Escrime . Radwa Nagati vient de remporter le championnat arabe dans la catégorie dames, à 18 ans. Portrait.
L'avenir au féminin

Lors de la dernière édition du championnat arabe qui s'est achevée récemment au Liban, la joueuse égyptienne Radwa Nagati a réalisé une victoire personnelle et un record égyptien en épreuve individuelle. Premièrement, elle a remporté le titre alors que c'était la première fois qu'elle combattait en catégorie dames. Deuxièmement, grâce à sa qualification, la finale a été purement égyptienne, pour la première fois de l'histoire du championnat. « Pourtant, la chose qui me satisfait le plus, c'est ma victoire sur ma compatriote Chimaa Al-Gamal, la tenante du titre des trois dernières éditions. Al-Gamal est une bonne joueuse que les championnes tunisiennes et jordaniennes n'arrivent jamais à battre, tandis que moi je n'avais jamais participé à ce championnat », souligne Radwa Nagati.

Moralement, Radwa était prête pour cet exploit. Son entraîneur du Club d'escrime égyptien, ainsi que son entraîneur de la sélection égyptienne lui ont assuré avant de partir qu'elle était à son meilleur jeu techniquement et qu'elle pouvait battre n'importe qui. « L'escrime dépend essentiellement d'une bonne condition physique et de la concentration. Et Radwa arrive toujours à conserver ces deux qualités. Mais elle possède un atout, c'est que ses mains sont fortes et son mouvement sur la piste d'escrime excellent », explique Hossam Hassan, entraîneur de Radwa. Il ajoute que celle-ci arrive à trouver un équilibre entre l'attaque et la défense, mais que sa défense est plus forte, ce qui est une bonne chose en escrime.

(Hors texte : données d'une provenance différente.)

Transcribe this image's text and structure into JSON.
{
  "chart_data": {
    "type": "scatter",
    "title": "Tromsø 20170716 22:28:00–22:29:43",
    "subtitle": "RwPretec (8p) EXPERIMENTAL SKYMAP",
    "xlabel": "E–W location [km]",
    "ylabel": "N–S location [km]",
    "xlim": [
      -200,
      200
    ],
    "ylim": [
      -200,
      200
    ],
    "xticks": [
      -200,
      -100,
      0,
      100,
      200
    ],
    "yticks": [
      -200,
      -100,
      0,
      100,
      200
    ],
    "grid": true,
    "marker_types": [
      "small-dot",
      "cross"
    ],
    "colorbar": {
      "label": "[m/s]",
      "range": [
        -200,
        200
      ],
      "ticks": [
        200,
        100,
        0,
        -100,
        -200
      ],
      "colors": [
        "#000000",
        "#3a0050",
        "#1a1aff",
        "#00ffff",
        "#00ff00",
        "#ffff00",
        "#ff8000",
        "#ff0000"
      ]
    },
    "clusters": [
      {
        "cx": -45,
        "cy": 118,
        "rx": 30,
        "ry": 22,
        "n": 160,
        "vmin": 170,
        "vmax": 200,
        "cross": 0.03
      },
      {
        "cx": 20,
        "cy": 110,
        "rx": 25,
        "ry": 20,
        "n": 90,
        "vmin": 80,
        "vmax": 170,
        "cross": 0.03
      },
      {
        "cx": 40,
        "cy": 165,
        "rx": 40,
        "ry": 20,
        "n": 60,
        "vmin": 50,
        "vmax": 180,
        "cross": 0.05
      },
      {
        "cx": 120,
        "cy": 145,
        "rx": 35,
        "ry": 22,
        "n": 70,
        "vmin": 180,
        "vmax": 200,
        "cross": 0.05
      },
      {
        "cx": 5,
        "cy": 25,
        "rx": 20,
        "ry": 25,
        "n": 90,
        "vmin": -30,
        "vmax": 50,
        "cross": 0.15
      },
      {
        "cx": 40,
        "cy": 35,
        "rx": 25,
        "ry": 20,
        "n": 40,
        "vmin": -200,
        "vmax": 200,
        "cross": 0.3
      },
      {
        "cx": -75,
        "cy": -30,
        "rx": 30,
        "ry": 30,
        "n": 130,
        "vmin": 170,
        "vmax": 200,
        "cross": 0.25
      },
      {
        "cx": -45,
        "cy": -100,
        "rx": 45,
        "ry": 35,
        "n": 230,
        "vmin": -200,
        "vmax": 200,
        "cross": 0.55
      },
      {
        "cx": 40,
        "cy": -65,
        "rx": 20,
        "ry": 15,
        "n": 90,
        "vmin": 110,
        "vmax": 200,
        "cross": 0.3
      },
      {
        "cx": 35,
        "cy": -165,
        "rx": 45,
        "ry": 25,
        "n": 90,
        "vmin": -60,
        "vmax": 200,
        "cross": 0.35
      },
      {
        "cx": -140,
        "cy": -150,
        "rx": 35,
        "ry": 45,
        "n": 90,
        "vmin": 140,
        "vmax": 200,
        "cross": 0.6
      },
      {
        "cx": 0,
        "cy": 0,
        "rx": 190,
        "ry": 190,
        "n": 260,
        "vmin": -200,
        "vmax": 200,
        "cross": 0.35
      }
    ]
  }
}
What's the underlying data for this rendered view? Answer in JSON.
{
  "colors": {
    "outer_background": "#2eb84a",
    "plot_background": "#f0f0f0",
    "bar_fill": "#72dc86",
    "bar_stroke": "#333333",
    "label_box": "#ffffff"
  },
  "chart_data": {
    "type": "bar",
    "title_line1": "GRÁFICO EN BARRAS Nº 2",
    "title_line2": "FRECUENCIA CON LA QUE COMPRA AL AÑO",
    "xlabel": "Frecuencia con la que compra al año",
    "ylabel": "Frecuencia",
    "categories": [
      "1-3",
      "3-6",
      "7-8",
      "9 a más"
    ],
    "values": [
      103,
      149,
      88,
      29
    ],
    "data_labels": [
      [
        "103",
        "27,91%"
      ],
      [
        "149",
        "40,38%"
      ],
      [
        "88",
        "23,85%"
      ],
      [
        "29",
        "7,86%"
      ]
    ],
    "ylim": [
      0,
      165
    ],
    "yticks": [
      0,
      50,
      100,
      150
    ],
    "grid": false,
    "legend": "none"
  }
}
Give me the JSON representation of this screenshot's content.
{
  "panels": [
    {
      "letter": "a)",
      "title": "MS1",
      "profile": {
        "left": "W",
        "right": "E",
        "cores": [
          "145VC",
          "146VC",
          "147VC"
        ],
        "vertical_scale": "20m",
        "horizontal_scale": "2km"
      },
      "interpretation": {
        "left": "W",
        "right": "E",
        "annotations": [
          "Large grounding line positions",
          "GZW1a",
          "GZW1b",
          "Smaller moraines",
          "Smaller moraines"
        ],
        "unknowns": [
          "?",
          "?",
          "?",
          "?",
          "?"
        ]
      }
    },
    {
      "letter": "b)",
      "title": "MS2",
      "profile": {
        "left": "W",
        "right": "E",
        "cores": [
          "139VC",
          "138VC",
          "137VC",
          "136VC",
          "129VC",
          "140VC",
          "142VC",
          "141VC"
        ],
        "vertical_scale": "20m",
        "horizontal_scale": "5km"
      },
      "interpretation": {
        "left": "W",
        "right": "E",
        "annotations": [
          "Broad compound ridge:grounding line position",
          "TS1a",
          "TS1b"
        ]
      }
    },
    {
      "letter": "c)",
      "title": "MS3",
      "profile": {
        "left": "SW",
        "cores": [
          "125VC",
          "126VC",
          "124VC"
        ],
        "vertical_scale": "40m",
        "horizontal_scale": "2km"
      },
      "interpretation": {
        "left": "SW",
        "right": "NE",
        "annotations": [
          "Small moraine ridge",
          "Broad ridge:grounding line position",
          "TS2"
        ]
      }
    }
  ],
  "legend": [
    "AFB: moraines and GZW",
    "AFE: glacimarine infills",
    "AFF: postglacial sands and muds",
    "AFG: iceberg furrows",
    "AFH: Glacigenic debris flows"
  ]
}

Avec ce titre arabe, les rêves de Radwa commencent à se réaliser. Il s'agit du premier pas vers l'objectif qu'elle s'est fixé : jouer dans les grands tournois mondiaux , arriver à battre les joueuses allemandes et françaises et remporter un jour le titre mondial. Selon elle, la seule vraie compétition arabe en escrime vient d'Algérie, car les autres pays ne s'intéressent pas sérieusement à ce sport. C'est pourquoi elle doit partir à l'étranger pour progresser. « Etre une joueuse professionnelle, c'est participer au moins à 12 championnats internationaux par an et collecter des points pour le classement mondial. Cela est difficile dans un club qui n'a pas un budget suffisant ; la fédération n'a pas les moyens non plus de payer ces sommes. Et en escrime féminin, il n'y a pas de prix pour les vainqueurs », fait remarquer la mère de Radwa. Jusqu'à présent, les parents de Radwa payent les voyages. La fédération, qui a connu d'importants problèmes de gestion, consacre peu d'argent aux joueurs, surtout dans la catégorie féminine.

Moustapha Nagati, le frère de Radwa, est un champion égyptien dans la même discipline. Moustapha, qui a commencé l'escrime avant sa sœur, l'a poussée à pratiquer ce sport sérieusement. « Je l'ai vue remporter des titres et des trophées. Je me suis dit pourquoi pas faire encore mieux que lui ? », raconte-t-elle.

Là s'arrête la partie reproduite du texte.